İSPANYA DIŞİŞLERİ BAKANI JOSÉ MANUEL GARCÍA-MARGALLO- Daha öncede söylediğim gibi, biz her zaman DEAŞ’a karşı olan bu işbirliğinde hem emniyet ve istihbarat alanlarında, hem de İçişleri ve Dışişleri Bakanlıkları arasındaki işbirliği açısından Türkiye’nin yanındayız. Karşılıklı ilişkilerimiz iyileşerek devam etmekte, bunun altını çizebilirim. Şunu da söylemek istiyorum: İspanya’nın da terörizm deneyimi olduğu için biz Türkiye’yi çok yakından anlıyoruz ve siyasi olarak da kardeş ülke Türkiye’nin yanındayız. Bu işbirliği her zaman böyle yakın bir şekilde devam edecek.

Sorunuzun ikinci kısmına ilişkin olarak, malumunuz sabah fırsatım olmadığı için İspanya’da devam eden bu tatlı atışmaları takip edemedim. Şu anda tabii ki görüşmeler devam ediyor ve ben bu sürecin özellikle 31 Ekim’e kadar koalisyon çalışmalarının hızlanacağına eminim. Çünkü her iki siyasi parti de kendi siyasi çıkarlarını ülkenin çıkarları önüne koymayacaklar ve de ülkemizin menfaatine katkı sağlayacak ortak bir noktada buluşacaklar.

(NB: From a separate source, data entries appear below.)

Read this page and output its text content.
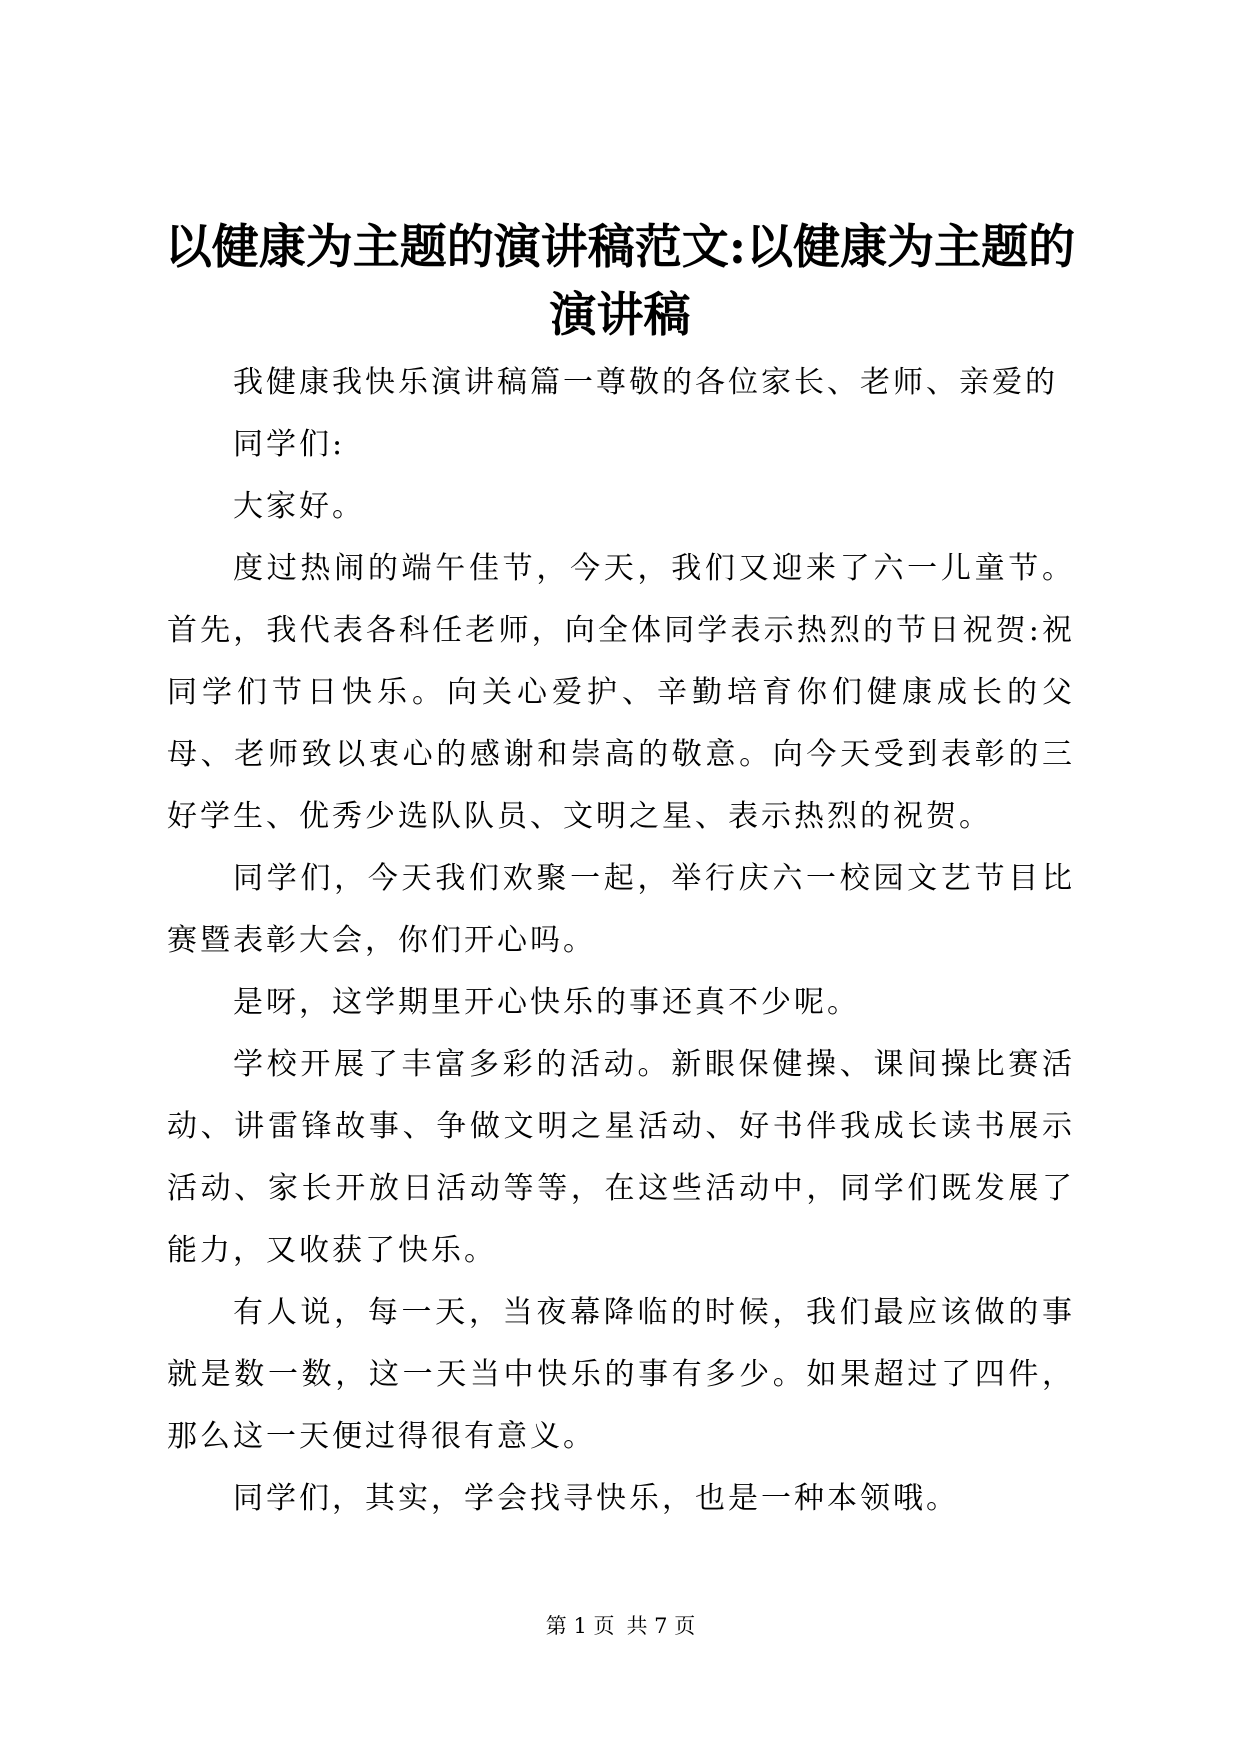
以健康为主题的演讲稿范文:以健康为主题的演讲稿

我健康我快乐演讲稿篇一尊敬的各位家长、老师、亲爱的

同学们:

大家好。

度过热闹的端午佳节，今天，我们又迎来了六一儿童节。首先，我代表各科任老师，向全体同学表示热烈的节日祝贺:祝同学们节日快乐。向关心爱护、辛勤培育你们健康成长的父母、老师致以衷心的感谢和崇高的敬意。向今天受到表彰的三好学生、优秀少选队队员、文明之星、表示热烈的祝贺。

同学们，今天我们欢聚一起，举行庆六一校园文艺节目比赛暨表彰大会，你们开心吗。

是呀，这学期里开心快乐的事还真不少呢。

学校开展了丰富多彩的活动。新眼保健操、课间操比赛活动、讲雷锋故事、争做文明之星活动、好书伴我成长读书展示活动、家长开放日活动等等，在这些活动中，同学们既发展了能力，又收获了快乐。

有人说，每一天，当夜幕降临的时候，我们最应该做的事就是数一数，这一天当中快乐的事有多少。如果超过了四件，那么这一天便过得很有意义。

同学们，其实，学会找寻快乐，也是一种本领哦。

第 1 页 共 7 页
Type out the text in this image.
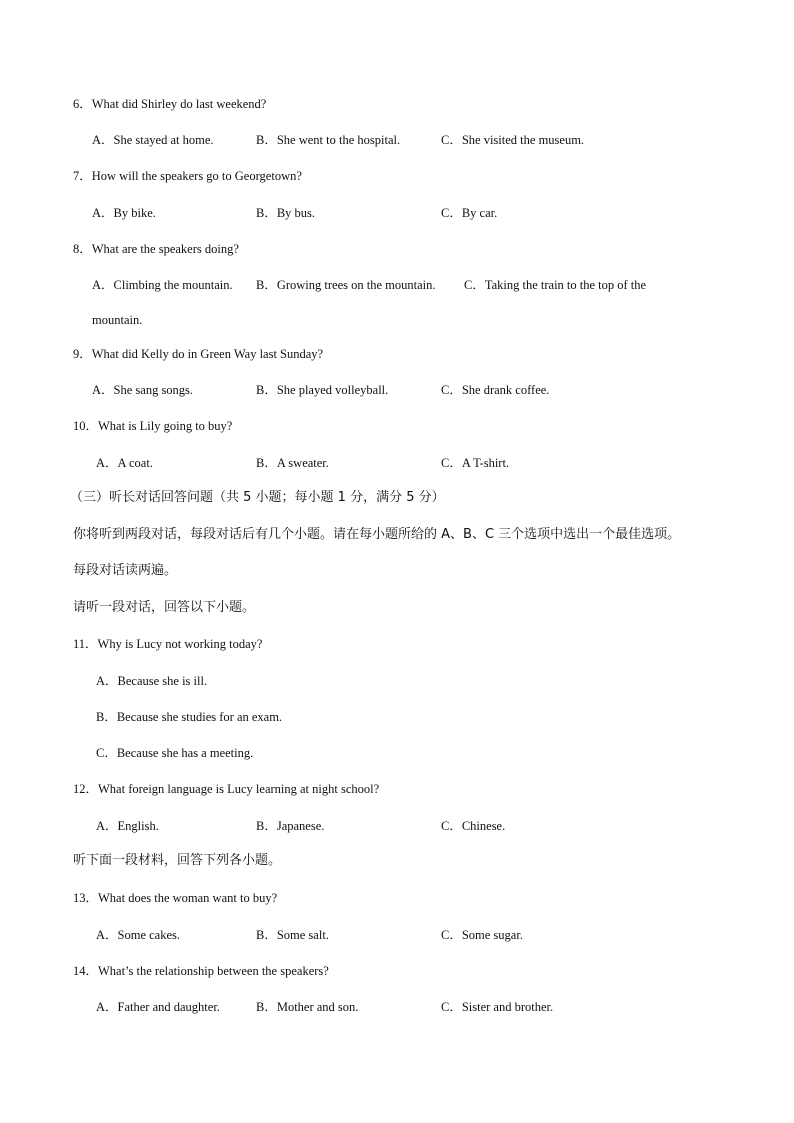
6．What did Shirley do last weekend?
A．She stayed at home.	B．She went to the hospital.	C．She visited the museum.
7．How will the speakers go to Georgetown?
A．By bike.	B．By bus.	C．By car.
8．What are the speakers doing?
A．Climbing the mountain. B．Growing trees on the mountain. C．Taking the train to the top of the
mountain.
9．What did Kelly do in Green Way last Sunday?
A．She sang songs.	B．She played volleyball.	C．She drank coffee.
10．What is Lily going to buy?
A．A coat.	B．A sweater.	C．A T-shirt.
（三）听长对话回答问题（共 5 小题；每小题 1 分，满分 5 分）
你将听到两段对话，每段对话后有几个小题。请在每小题所给的 A、B、C 三个选项中选出一个最佳选项。
每段对话读两遍。
请听一段对话，回答以下小题。
11．Why is Lucy not working today?
A．Because she is ill.
B．Because she studies for an exam.
C．Because she has a meeting.
12．What foreign language is Lucy learning at night school?
A．English.	B．Japanese.	C．Chinese.
听下面一段材料，回答下列各小题。
13．What does the woman want to buy?
A．Some cakes.	B．Some salt.	C．Some sugar.
14．What’s the relationship between the speakers?
A．Father and daughter.	B．Mother and son.	C．Sister and brother.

DIŞİŞLERİ BAKANI MEVLÜT ÇAVUŞOĞLU- Teşekkür ediyorum sorunuz için. Terörün ve teröristlerin her türlüsüyle mücadele etmek için öncelikle kararlı ve iyi bir stratejiye sahip olmamız gerekiyor.

DEAŞ’a karşı bugüne kadar yaptığımız mücadelede istediğimiz sonucu elde edemememizin sebebi de maalesef 65 ülke olmamıza rağmen koalisyon içinde sonuç odaklı bir stratejimizin olmamasıydı. Sadece hava saldırılarıyla DEAŞ’ı yenilgiye uğratabileceğimizi düşündük.

Türkiye’nin de desteklediği Cerablus’tan güneye doğru başlatılan DEAŞ’a karşı operasyonun ne kadar önemli bir sonuç verdiğini gördük. Esasen karadan yapılan operasyonlarla DEAŞ’ı kısa sürede yenilgiye uğratabileceğimizi de hep beraber anlamış olduk.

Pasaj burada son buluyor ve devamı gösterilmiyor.